- Born: 15 January 1892 Leeston, New Zealand
- Died: 18 October 1965 (aged 73) Mona Vale, New South Wales, Australia
- Occupations: Music teacher, concert pianist, composer

= Frank Hutchens =

New Zealand musician

Francis Hutchens OBE (15 January 1892 - 18 October 1965) was a pianist, music teacher and composer originally from New Zealand. He became a popular concert pianist in Australia and was a founding member of the New South Wales Conservatorium of Music, where he taught for fifty years.

==Early life and education==
Hutchens' parents, Richard Lavers Hutchens and his wife Maria Giles, née Hosking, both Cornish, migrated to New Zealand in 1879. Richard tried his hand at farming and bootmaking before settling down at Hāwera as a piano teacher. Frank Hutchens was born in Leeston near Christchurch on 15 January 1892. He attended Hawera District High School.

In 1904, at the age of twelve, Hutchens had the opportunity to demonstrate his talents after his piano teacher arranged for him to play for the virtuoso Ignaz Paderewski, who was then touring New Zealand. Impressed with the boy's potential, Paderewski encouraged him to study in Europe. The following year, at the age of thirteen, Hutchens travelled alone to London to attend the Royal Academy of Music, where he studied piano and composition with Tobias Matthay and Frederick Corder. At the Academy, he won the Sterndale Bennett and Thalberg scholarships, and also the Hine Prize and the Chappell gold medal for pianoforte playing. In 1909, at the age of 17, he became the youngest sub-professor yet appointed to the Academy. In 1911 however, he was forced to return home after his mother fell ill and the family faced financial difficulties.

==Later career==
Having given many recitals in New Zealand, Hutchens decided in 1913 to return to London to resume his career, but after arriving in Sydney, Australia, for a stopover, he was given the opportunity to perform with the Sydney Amateur Orchestral Society conducted by Alfred Hill. He decided to stay, and in 1915 was offered a position by Henri Verbrugghen as a founding professor with the newly formed New South Wales Conservatorium of Music, which he accepted. Hutchens was rejected for military service in 1916, and he went on to become an influential teacher of such talents as Valda Aveling, retaining his role as a professor with the Conservatorium for fifty years. Prior to his death in 1965 at the age of 73, he was the only remaining original member of the Conservatorium on staff.

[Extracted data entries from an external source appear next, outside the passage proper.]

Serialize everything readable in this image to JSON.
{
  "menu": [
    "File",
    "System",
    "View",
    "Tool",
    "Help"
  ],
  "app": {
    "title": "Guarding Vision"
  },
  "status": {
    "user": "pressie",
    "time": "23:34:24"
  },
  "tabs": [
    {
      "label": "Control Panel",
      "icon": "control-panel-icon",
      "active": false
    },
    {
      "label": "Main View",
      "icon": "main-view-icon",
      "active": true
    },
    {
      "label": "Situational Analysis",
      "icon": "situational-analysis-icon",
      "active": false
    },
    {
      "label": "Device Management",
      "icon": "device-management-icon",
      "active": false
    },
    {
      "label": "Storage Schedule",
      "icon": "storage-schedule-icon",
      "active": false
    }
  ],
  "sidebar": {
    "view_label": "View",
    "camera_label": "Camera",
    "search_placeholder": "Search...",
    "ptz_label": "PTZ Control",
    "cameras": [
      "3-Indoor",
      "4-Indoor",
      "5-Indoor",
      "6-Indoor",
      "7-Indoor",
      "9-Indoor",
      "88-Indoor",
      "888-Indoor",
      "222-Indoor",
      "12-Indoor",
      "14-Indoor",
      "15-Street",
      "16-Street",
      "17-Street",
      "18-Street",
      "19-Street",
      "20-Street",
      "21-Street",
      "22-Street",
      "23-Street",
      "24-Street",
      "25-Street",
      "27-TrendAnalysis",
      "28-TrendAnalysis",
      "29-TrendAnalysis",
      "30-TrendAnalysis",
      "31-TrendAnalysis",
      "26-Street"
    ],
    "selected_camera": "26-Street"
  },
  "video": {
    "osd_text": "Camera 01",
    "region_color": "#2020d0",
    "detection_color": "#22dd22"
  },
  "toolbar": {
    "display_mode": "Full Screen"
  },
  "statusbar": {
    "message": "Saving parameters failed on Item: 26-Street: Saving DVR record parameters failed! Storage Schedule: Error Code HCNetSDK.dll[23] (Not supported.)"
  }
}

In addition to his successful teaching career, Hutchens in 1924 formed a piano duo with Lindley Evans, which was destined to become another long and successful partnership. Over the course of the next forty years, Hutchens and Evans made many tours of Australia and New Zealand, giving concerts and broadcasts, and they were among the first composer-performer teams to be recorded commercially in Australia.

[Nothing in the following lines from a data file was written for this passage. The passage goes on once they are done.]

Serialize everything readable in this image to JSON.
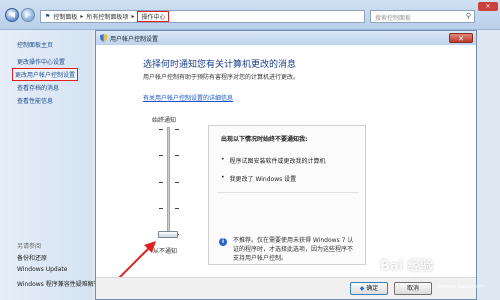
{
  "explorer": {
    "address": [
      "控制面板",
      "所有控制面板项",
      "操作中心"
    ],
    "search_placeholder": "搜索控制面板"
  },
  "sidebar": {
    "items": [
      {
        "label": "控制面板主页"
      },
      {
        "label": "更改操作中心设置"
      },
      {
        "label": "更改用户帐户控制设置"
      },
      {
        "label": "查看存档的消息"
      },
      {
        "label": "查看性能信息"
      }
    ],
    "see_also": "另请参阅",
    "links": [
      "备份和还原",
      "Windows Update",
      "Windows 程序兼容性疑难解答"
    ]
  },
  "dialog": {
    "title": "用户帐户控制设置",
    "heading": "选择何时通知您有关计算机更改的消息",
    "description": "用户帐户控制有助于预防有害程序对您的计算机进行更改。",
    "more_link": "有关用户帐户控制设置的详细信息",
    "slider_top": "始终通知",
    "slider_bottom": "从不通知",
    "slider_level": "0 of 4",
    "info_heading": "出现以下情况时始终不要通知我:",
    "bullets": [
      "程序试图安装软件或更改我的计算机",
      "我更改了 Windows 设置"
    ],
    "note": "不推荐。仅在需要使用未获得 Windows 7 认证的程序时，才选择此选项，因为这些程序不支持用户帐户控制。",
    "ok_label": "确定",
    "cancel_label": "取消"
  },
  "watermark": {
    "text": "Bai 经验",
    "sub": "jingyan.baidu.com"
  },
  "colors": {
    "highlight_box": "#e02020",
    "link_blue": "#1d4b8f",
    "heading_blue": "#1a3d8a"
  }
}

Highlights of the partnership included the premiere of Hutchens' own work the Fantasie Concerto and Evans' Idyll with the Sydney Symphony Orchestra in 1943 (later recorded by the duo in 1962), a recital for Dame Nellie Melba, and the premiere performance in Australia of Francis Poulenc's Concerto for Two Pianos in D minor. The success of the Hutchens-Evans partnership enabled them to establish a scholarship for young musicians, funded by their own concerts.

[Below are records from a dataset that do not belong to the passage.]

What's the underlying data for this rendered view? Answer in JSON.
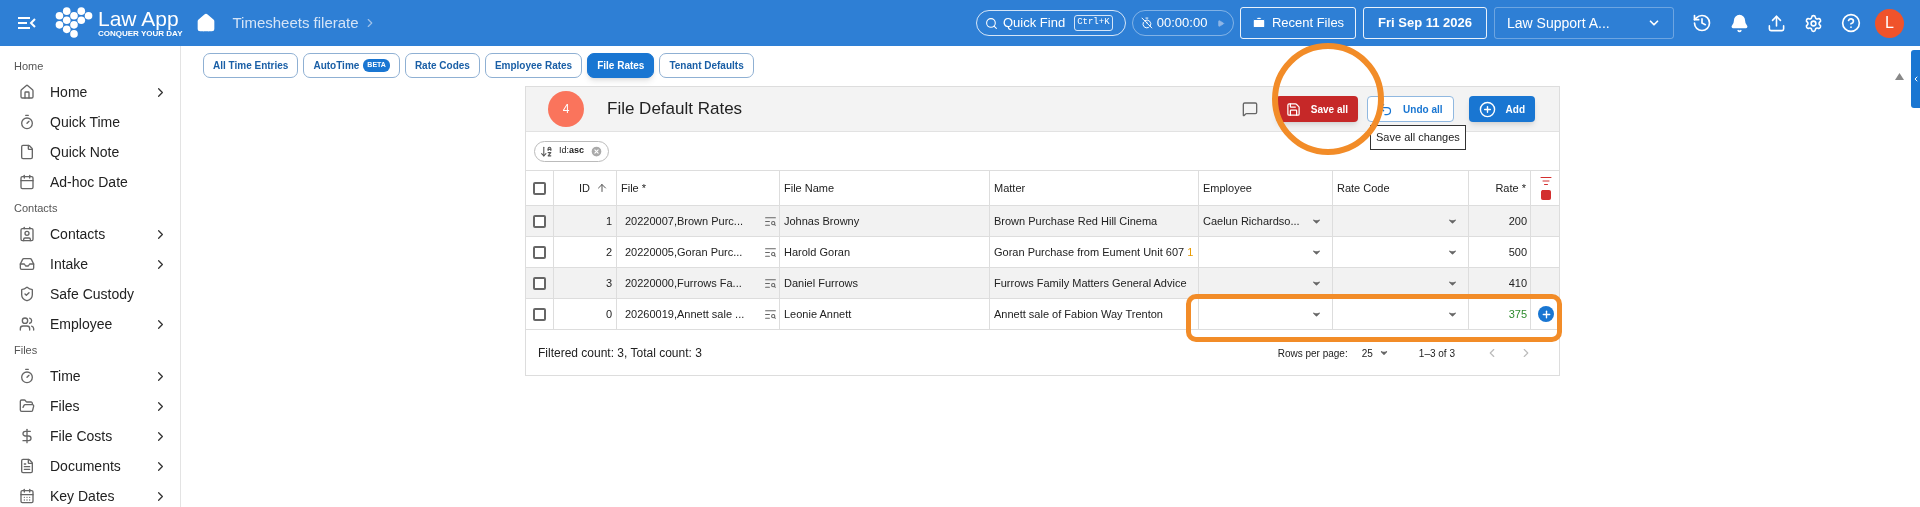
{
  "topbar": {
    "brand": "Law App",
    "tagline": "CONQUER YOUR DAY",
    "breadcrumb": "Timesheets filerate",
    "quick_find": "Quick Find",
    "shortcut": "Ctrl+K",
    "timer": "00:00:00",
    "recent_files": "Recent Files",
    "date": "Fri Sep 11 2026",
    "tenant": "Law Support A...",
    "avatar": "L"
  },
  "sidebar": {
    "sections": [
      {
        "title": "Home",
        "items": [
          {
            "label": "Home",
            "has_submenu": true
          },
          {
            "label": "Quick Time",
            "has_submenu": false
          },
          {
            "label": "Quick Note",
            "has_submenu": false
          },
          {
            "label": "Ad-hoc Date",
            "has_submenu": false
          }
        ]
      },
      {
        "title": "Contacts",
        "items": [
          {
            "label": "Contacts",
            "has_submenu": true
          },
          {
            "label": "Intake",
            "has_submenu": true
          },
          {
            "label": "Safe Custody",
            "has_submenu": false
          },
          {
            "label": "Employee",
            "has_submenu": true
          }
        ]
      },
      {
        "title": "Files",
        "items": [
          {
            "label": "Time",
            "has_submenu": true
          },
          {
            "label": "Files",
            "has_submenu": true
          },
          {
            "label": "File Costs",
            "has_submenu": true
          },
          {
            "label": "Documents",
            "has_submenu": true
          },
          {
            "label": "Key Dates",
            "has_submenu": true
          }
        ]
      }
    ]
  },
  "tabs": [
    {
      "label": "All Time Entries",
      "selected": false
    },
    {
      "label": "AutoTime",
      "badge": "BETA",
      "selected": false
    },
    {
      "label": "Rate Codes",
      "selected": false
    },
    {
      "label": "Employee Rates",
      "selected": false
    },
    {
      "label": "File Rates",
      "selected": true
    },
    {
      "label": "Tenant Defaults",
      "selected": false
    }
  ],
  "panel": {
    "step": "4",
    "title": "File Default Rates",
    "buttons": [
      {
        "label": "Save all",
        "kind": "save"
      },
      {
        "label": "Undo all",
        "kind": "undo"
      },
      {
        "label": "Add",
        "kind": "add"
      }
    ],
    "tooltip": "Save all changes",
    "sort_chip": "Id:**asc**",
    "select_all_checked": false,
    "columns": [
      "ID",
      "File *",
      "File Name",
      "Matter",
      "Employee",
      "Rate Code",
      "Rate *"
    ],
    "rows": [
      {
        "checked": false,
        "id": "1",
        "file": "20220007,Brown Purc...",
        "file_name": "Johnas Browny",
        "matter": "Brown Purchase Red Hill Cinema",
        "employee": "Caelun Richardso...",
        "rate": "200",
        "edited": false
      },
      {
        "checked": false,
        "id": "2",
        "file": "20220005,Goran Purc...",
        "file_name": "Harold Goran",
        "matter": "Goran Purchase from Eument Unit 607",
        "matter_flag": "1",
        "rate": "500",
        "edited": false
      },
      {
        "checked": false,
        "id": "3",
        "file": "20220000,Furrows Fa...",
        "file_name": "Daniel Furrows",
        "matter": "Furrows Family Matters General Advice",
        "rate": "410",
        "edited": false
      },
      {
        "checked": false,
        "id": "0",
        "file": "20260019,Annett sale ...",
        "file_name": "Leonie Annett",
        "matter": "Annett sale of Fabion Way Trenton",
        "rate": "375",
        "edited": true
      }
    ],
    "footer": {
      "count": "Filtered count: 3, Total count: 3",
      "rows_per_page": "Rows per page:",
      "page_size": "25",
      "range": "1–3 of 3",
      "prev_disabled": true,
      "next_disabled": true
    }
  }
}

As an examiner for the Associated Board of the Royal Schools of Music and Trinity College of Music in London, Hutchens had the requisite experience to assist in the establishment of the Australian Music Examinations Board as an independent body. He was also a professor at the Newcastle Conservatorium of Music, President of the NSW Musical Association, a director of APRA, and a member of the Sydney Conservatorium's advisory board.

==Personal life==

In 1955, Hutchens married Joyce White, granddaughter of R. H. D. White. His wife, a former pupil of his whom he had known since 1927, was a musician herself who gave much encouragement to his career. The couple had no children.

He was still active as a performer and teacher when he sustained fatal injuries in a car accident that occurred in Sydney's northern suburbs. On 18 October 1965, he died at the nearby Mona Vale Hospital.

==Awards and honours==
Hutchens was made a Fellow of the Royal Academy of Music in 1939, and was also named a "Bard of Cornwall". In the 1962 Queen's Birthday Honours he was appointed an Officer (OBE) of the Order of the British Empire for "services to Music in the State of New South Wales."

Scholarships in composition are awarded annually in his name to students under 25, and his portrait, by Cornish painter Stanhope Forbes, is held by the Sydney Conservatorium to which he devoted so much of his working life.

==Music==
Hutchens wrote a considerable amount of music, and his works are said to have "charm and craftsmanship". Among his best-known works are the Concerto Symphonique for piano and orchestra, the Concerto and Quintet (both for piano and strings), the Fantasie Concerto, and Air Mail Palestine for baritone and orchestra. He also made a large number of recordings for the ABC.